With all the changes the LES has gone through in the past decade, I'm surprised it's still there. It looks better now, slicker. The sign was clumsier in the early 1990s and the windows forever filthy. And it sure was calling itself a "gourmet deli." I like that it hasn't been shoved out yet by the onslaught of clubs, boutiques and bars. I showed there's still room for a shabby little New Yawky business on the Lower East Side yet.

While we're on the subject, what is the deal with the Stop One delis? You find them scattered across the city, though not many of them. And they're usually in the most ramshackle neighborhoods. Is this a chain? Are these franchises? They don't seem to be related in any way, but they bear the same name and sometimes the same signs. They're sort of the Ray's Pizza or Blarney Stones of the deli demi-monde.

2 comments:

  1. Kennedy Fried Chicken is another example of a sort-of-but-not-really-a-chain business.

    Peter

    ReplyDelete
  2. In the mid-90s when I lived at Stanton and Eldridge I used to buy beer at all hours from the Yemenis who ran Stop-1 at the time. I loved how they had a photo of an 8-year-old holding an AK-47 taped to the plexiglass. At the time Yemen had just ended a civil war and had reunited North and South Yemen has reunited. I had a routine with the guys.
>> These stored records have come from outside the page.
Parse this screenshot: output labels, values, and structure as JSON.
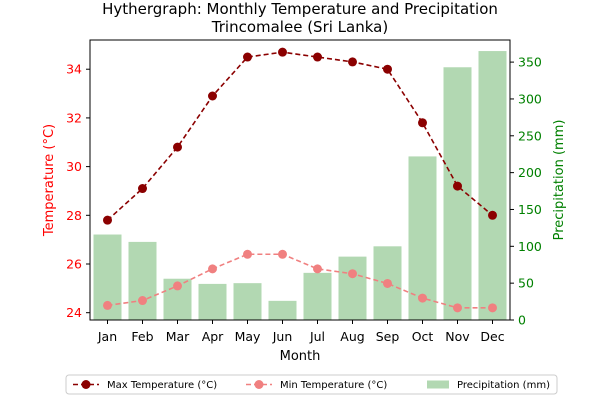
{
  "chart_data": {
    "type": "bar",
    "title": "Hythergraph: Monthly Temperature and Precipitation",
    "subtitle": "Trincomalee (Sri Lanka)",
    "xlabel": "Month",
    "ylabel_left": "Temperature (°C)",
    "ylabel_right": "Precipitation (mm)",
    "categories": [
      "Jan",
      "Feb",
      "Mar",
      "Apr",
      "May",
      "Jun",
      "Jul",
      "Aug",
      "Sep",
      "Oct",
      "Nov",
      "Dec"
    ],
    "ylim_left": [
      23.7,
      35.2
    ],
    "ylim_right": [
      0,
      380
    ],
    "yticks_left": [
      24,
      26,
      28,
      30,
      32,
      34
    ],
    "yticks_right": [
      0,
      50,
      100,
      150,
      200,
      250,
      300,
      350
    ],
    "grid": false,
    "legend_placement": "bottom",
    "series": [
      {
        "name": "Max Temperature (°C)",
        "kind": "line",
        "axis": "left",
        "color": "#8b0000",
        "linestyle": "dashed",
        "marker": "circle",
        "values": [
          27.8,
          29.1,
          30.8,
          32.9,
          34.5,
          34.7,
          34.5,
          34.3,
          34.0,
          31.8,
          29.2,
          28.0
        ]
      },
      {
        "name": "Min Temperature (°C)",
        "kind": "line",
        "axis": "left",
        "color": "#f08080",
        "linestyle": "dashed",
        "marker": "circle",
        "values": [
          24.3,
          24.5,
          25.1,
          25.8,
          26.4,
          26.4,
          25.8,
          25.6,
          25.2,
          24.6,
          24.2,
          24.2
        ]
      },
      {
        "name": "Precipitation (mm)",
        "kind": "bar",
        "axis": "right",
        "color": "#b2d8b2",
        "values": [
          116,
          106,
          56,
          49,
          50,
          26,
          64,
          86,
          100,
          222,
          343,
          365
        ]
      }
    ]
  }
}
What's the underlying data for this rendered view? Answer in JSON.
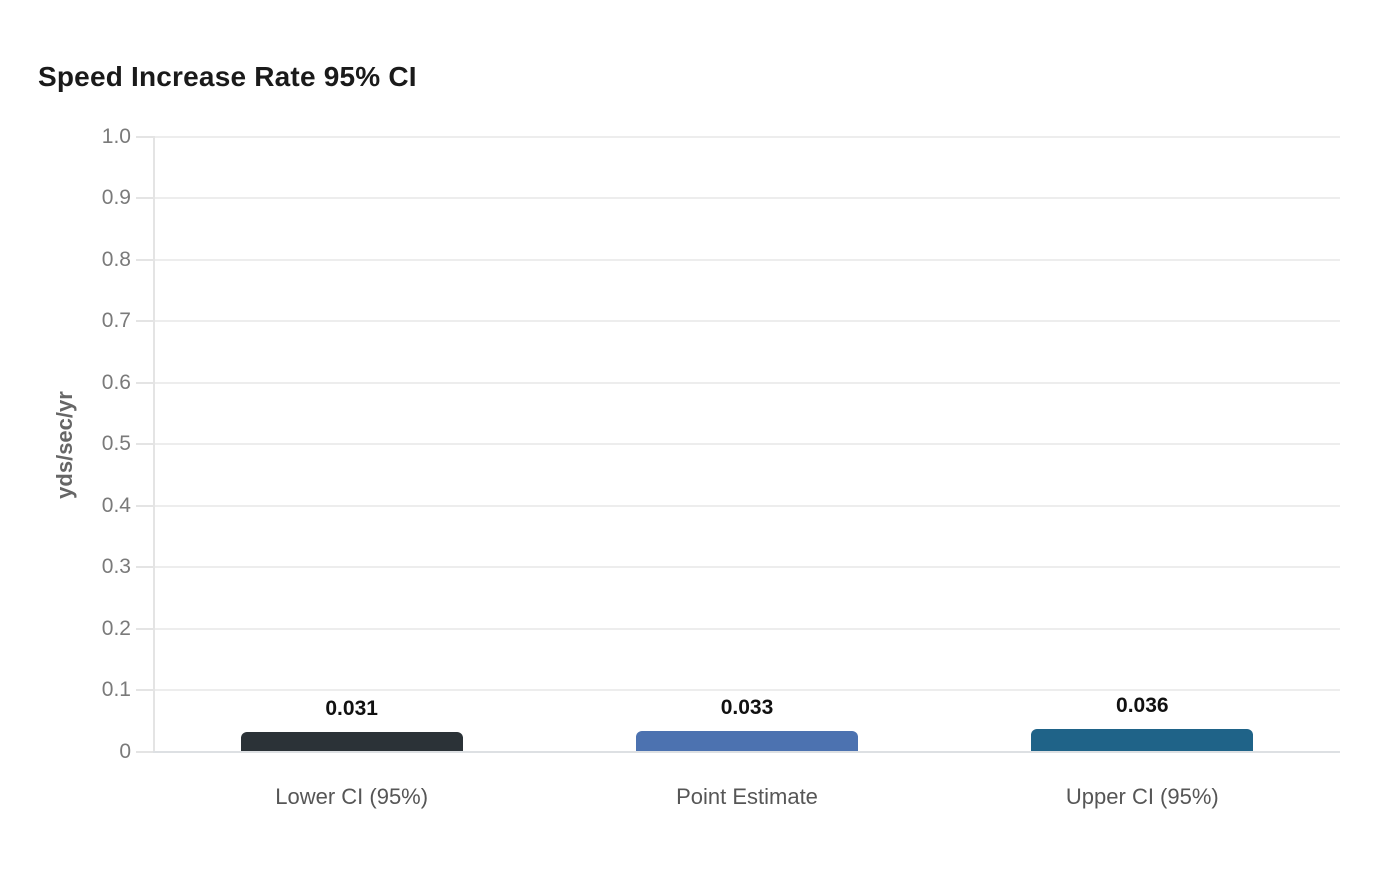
{
  "chart_data": {
    "type": "bar",
    "title": "Speed Increase Rate 95% CI",
    "xlabel": "",
    "ylabel": "yds/sec/yr",
    "categories": [
      "Lower CI (95%)",
      "Point Estimate",
      "Upper CI (95%)"
    ],
    "values": [
      0.031,
      0.033,
      0.036
    ],
    "value_labels": [
      "0.031",
      "0.033",
      "0.036"
    ],
    "bar_colors": [
      "#2b3237",
      "#4c72b0",
      "#1f6388"
    ],
    "ylim": [
      0,
      1.0
    ],
    "y_ticks": [
      0,
      0.1,
      0.2,
      0.3,
      0.4,
      0.5,
      0.6,
      0.7,
      0.8,
      0.9,
      1.0
    ],
    "y_tick_labels": [
      "0",
      "0.1",
      "0.2",
      "0.3",
      "0.4",
      "0.5",
      "0.6",
      "0.7",
      "0.8",
      "0.9",
      "1.0"
    ],
    "grid": true,
    "legend": false
  },
  "colors": {
    "background": "#ffffff",
    "grid": "#ededed",
    "axis_line": "#e4e4e4",
    "baseline": "#dde0e3",
    "tick_label": "#7a7a7a",
    "category_label": "#565656",
    "value_label": "#111111",
    "title": "#1a1a1a",
    "ylabel": "#666666"
  }
}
    "So, where are you guys from? North Yemen or South Yemen?" I'd ask nightly.

    "There is one Yemen! One Yemen!" they would respond.

    So we called the place Stop 1 Yemen.

    The other thing that sticks in my mind about Stop-1 is seeing one of the guys sitting outside on a milk crate on a hot summer night singing the chorus to the Montell Jordan song,"This is How We Do It."